As I have outlined above, subsection 12(b) provides that the FOI body may accept a late application where the particular circumstances warrant it (my emphasis). The applicant’s arguments are that no proper reasons were given for the acts identified and that reasons should be given in the interest of openness, transparency and fairness. Even if he is correct in his assertion that no proper reasons were given, and I make no finding on the matter, it is reasonable to assume, in my view, that this was his position from the time he became aware of the acts, in July 2021. As such, it was open to him to submit an application for a statement of reasons within 12 months of that date. He did not explain in his correspondence why he did not make an application within 12 months or whether there were particular circumstances that prevented him from doing so. Accordingly, I fail to see how the arguments he has presented can reasonably be regarded as particular circumstances warranting the acceptance of a late application. I find that that the applicant has not shown that the particular circumstances warrant the acceptance of an application outside the 12-month time limit.

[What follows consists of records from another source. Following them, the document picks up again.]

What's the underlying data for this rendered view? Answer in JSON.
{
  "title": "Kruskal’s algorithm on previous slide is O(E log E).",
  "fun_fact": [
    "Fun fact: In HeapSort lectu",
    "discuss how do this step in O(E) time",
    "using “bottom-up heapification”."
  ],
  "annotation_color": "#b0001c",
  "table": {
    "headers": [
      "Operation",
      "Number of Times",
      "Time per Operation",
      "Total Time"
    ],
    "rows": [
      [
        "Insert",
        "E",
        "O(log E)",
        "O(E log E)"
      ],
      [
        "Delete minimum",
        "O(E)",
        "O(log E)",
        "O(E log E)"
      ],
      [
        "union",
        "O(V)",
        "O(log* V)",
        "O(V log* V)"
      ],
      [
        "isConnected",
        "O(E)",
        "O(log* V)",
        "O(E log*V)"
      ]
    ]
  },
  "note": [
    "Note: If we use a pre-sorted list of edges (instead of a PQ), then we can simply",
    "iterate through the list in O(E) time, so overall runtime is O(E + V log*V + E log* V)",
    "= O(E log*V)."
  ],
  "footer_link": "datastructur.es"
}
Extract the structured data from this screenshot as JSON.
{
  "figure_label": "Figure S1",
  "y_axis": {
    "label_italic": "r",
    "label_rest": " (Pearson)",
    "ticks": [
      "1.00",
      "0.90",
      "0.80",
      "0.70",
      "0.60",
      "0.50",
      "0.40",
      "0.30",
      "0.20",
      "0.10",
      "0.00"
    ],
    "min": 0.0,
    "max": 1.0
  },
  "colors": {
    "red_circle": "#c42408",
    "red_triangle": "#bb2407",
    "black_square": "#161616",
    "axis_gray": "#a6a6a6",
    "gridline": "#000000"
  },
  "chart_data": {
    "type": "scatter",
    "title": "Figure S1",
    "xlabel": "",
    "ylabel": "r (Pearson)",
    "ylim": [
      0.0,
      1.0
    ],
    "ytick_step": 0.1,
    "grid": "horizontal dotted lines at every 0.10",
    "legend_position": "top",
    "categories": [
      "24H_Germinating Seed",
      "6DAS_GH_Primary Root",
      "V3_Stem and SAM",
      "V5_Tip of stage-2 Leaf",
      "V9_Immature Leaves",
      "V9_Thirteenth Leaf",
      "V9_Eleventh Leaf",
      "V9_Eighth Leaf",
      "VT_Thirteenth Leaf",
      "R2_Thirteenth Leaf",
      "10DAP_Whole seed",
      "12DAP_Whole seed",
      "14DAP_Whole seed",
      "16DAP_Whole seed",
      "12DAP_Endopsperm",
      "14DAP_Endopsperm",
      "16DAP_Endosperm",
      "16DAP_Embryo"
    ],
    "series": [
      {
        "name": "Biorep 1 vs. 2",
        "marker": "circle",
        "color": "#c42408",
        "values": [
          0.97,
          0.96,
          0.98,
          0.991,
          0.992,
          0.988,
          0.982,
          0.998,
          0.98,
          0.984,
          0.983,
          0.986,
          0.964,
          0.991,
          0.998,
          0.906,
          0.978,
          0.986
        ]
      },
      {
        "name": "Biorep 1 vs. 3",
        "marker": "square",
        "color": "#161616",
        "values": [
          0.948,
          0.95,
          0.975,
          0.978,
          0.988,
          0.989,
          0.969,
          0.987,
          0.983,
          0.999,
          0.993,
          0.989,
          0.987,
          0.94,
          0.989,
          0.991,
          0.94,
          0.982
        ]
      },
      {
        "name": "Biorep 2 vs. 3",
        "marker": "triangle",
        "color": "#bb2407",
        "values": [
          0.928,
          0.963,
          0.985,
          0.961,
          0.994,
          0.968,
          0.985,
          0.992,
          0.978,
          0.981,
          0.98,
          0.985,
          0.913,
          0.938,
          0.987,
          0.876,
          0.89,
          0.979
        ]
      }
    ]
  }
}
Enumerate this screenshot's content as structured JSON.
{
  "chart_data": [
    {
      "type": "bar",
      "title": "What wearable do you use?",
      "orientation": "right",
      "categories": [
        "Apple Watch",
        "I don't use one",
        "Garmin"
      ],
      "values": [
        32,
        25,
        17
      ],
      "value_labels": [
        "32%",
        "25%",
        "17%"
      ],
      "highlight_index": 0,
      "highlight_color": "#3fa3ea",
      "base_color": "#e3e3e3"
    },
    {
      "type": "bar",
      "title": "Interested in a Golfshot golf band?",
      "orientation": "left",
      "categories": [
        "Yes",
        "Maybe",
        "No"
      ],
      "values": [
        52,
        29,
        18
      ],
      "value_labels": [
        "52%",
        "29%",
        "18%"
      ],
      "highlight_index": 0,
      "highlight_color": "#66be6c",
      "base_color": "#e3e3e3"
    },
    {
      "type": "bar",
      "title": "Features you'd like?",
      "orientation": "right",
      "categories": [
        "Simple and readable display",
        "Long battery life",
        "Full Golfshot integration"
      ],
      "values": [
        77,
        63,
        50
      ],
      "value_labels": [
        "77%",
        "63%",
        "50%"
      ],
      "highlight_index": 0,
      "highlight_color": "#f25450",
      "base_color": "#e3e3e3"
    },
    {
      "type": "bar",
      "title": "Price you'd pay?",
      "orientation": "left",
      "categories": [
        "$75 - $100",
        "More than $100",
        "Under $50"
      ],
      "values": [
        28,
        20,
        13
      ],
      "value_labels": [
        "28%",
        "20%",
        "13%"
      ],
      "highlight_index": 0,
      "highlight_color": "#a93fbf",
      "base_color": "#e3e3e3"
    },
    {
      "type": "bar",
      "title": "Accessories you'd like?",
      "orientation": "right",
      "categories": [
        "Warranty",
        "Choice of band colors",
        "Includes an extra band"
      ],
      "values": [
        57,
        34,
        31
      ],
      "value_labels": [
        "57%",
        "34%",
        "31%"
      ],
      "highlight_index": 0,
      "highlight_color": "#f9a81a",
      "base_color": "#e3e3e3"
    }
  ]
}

In conclusion, therefore, I find that the Commission was justified, pursuant to section 10(12), in refusing to provide the statements of reasons sought.
Having carried out a review under section 22(2) of the FOI Act, I hereby affirm the Commission’s decision to refuse, pursuant to section 10(12) of the FOI Act, to provide a statement of reasons for findings made by the Commission’s Inquiry Officer and decisions taken by the Commission in connection with its investigation.
Section 24 of the FOI Act sets out detailed provisions for an appeal to the High Court by a party to a review, or any other person affected by the decision. In summary, such an appeal, normally on a point of law, must be initiated not later than four weeks after notice of the decision was given to the person bringing the appeal.